私たち医師の、診察以外の大切な役割として、新しい治療方法の研究や、最新の治療について常に学び続ける、ということがあります。その大事な役割を担っているのが「学会」です。
学会は、日本、あるいは世界中からその分野の医師が集まって、研究の成果を発表したり、それを聞いて学んだりする場です。眼科の場合、「日本眼科学会」「日本臨床眼科学会」と大きな2つの学会があり、その他に「角膜」や「網膜」などの専門分野に分かれた「学会」がいくつもあり、多くの先生方が参加し、それぞれで活発な議論が交わされます。
これまでは学会は大きなホール、例えば大規模な学会であれば東京フォーラムやパシフィコ横浜など、小規模な学会でもホテルのバンケットルームなどを借りて、その場所に先生方が集まって行われていました。
ところがこのご時世で、多くの人が集まることができなくなりましたので、ほとんどの学会はオンラインで行われるようになりました。つまり、お勤めの方がご自宅でテレワークをするように、学会も自宅に居ながらにして参加できるようになったわけです。
先日行われた「日本眼科学会」は、実際に大阪の学会場で研究を発表される先生と、ご自宅や病院に居ながらにして発表される先生の発表する側も「ハイブリット形式」で、傍聴する側も学会場でリアルタイムで聞かれる方と、後から配信される動画を視聴する方という、こちらも「ハイブリット形式」でした。
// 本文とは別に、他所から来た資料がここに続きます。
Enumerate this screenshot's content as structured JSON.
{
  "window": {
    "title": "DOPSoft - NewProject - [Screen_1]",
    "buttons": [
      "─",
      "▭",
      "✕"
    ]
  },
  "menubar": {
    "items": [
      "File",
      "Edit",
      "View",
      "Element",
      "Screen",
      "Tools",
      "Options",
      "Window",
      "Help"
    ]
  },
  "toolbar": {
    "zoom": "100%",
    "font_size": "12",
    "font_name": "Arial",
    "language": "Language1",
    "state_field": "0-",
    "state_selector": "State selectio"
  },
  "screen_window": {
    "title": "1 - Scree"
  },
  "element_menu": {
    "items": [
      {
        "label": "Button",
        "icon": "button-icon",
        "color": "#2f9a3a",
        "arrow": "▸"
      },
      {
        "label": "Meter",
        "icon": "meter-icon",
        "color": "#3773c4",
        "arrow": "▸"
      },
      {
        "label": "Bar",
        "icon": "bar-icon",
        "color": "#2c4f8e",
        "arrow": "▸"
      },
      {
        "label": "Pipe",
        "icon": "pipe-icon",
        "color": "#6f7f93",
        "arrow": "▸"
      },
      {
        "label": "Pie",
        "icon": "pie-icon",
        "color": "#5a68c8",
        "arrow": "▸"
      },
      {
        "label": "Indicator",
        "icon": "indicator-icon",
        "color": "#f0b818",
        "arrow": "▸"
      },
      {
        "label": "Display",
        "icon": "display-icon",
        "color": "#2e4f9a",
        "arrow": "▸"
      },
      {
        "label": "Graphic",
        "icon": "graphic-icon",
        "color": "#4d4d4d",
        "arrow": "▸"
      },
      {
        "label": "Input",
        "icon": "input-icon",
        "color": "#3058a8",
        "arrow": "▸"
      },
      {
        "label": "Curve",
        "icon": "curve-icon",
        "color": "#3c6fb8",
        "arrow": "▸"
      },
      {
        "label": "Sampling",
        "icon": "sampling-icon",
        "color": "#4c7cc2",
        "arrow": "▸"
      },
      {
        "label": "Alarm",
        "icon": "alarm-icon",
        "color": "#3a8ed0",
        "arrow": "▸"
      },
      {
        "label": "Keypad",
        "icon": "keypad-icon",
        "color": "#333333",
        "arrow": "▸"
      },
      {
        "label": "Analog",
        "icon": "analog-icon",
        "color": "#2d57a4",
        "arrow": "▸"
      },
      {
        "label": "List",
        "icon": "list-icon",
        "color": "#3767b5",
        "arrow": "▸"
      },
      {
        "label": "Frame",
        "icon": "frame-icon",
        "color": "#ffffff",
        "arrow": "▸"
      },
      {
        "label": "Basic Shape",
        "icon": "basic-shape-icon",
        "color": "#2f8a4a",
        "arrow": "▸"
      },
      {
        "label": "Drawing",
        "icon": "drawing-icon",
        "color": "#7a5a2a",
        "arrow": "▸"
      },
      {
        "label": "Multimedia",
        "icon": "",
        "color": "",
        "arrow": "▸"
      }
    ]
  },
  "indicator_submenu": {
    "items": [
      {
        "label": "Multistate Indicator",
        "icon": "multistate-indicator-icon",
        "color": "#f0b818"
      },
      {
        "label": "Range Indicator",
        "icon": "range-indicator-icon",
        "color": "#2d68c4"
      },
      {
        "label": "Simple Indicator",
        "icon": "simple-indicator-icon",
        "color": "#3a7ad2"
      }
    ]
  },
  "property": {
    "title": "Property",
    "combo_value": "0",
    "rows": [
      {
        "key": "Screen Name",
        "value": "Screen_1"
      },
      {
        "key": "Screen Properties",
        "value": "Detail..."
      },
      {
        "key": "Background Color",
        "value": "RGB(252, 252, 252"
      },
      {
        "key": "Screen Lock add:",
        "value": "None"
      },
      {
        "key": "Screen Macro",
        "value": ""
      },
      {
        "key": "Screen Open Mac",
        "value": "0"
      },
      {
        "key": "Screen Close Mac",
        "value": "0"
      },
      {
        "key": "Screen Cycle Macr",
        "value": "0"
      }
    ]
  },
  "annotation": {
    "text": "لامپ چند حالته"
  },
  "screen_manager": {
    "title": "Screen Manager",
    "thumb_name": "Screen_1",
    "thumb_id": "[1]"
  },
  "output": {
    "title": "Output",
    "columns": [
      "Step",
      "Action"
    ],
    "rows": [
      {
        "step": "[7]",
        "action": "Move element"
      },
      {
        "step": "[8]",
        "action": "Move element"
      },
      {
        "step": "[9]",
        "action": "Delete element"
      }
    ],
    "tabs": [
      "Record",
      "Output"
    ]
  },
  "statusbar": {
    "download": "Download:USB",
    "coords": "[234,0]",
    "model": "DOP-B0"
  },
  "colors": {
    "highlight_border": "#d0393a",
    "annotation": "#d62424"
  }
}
今回のように「動画配信」されるメリットは、これまで私たち開業医は、学会出席のために休診にするか代診を頼む、あるいは参加をあきらめざるを得なかったところを、期間中であればどこにいても参加できることと、何度も見直すことで知識の定着ができることです。つまり開業医にとって大変ありがたい「変化」なのです。
コロナウイルスで大きく変わった世の中ですが、悪いことばかりではなく、むしろ進歩を加速させた良い事例でもあるように思います。このようにして得られた貴重な最新の知識を、今後も日々の診療に大いに生かしていきたいと思います。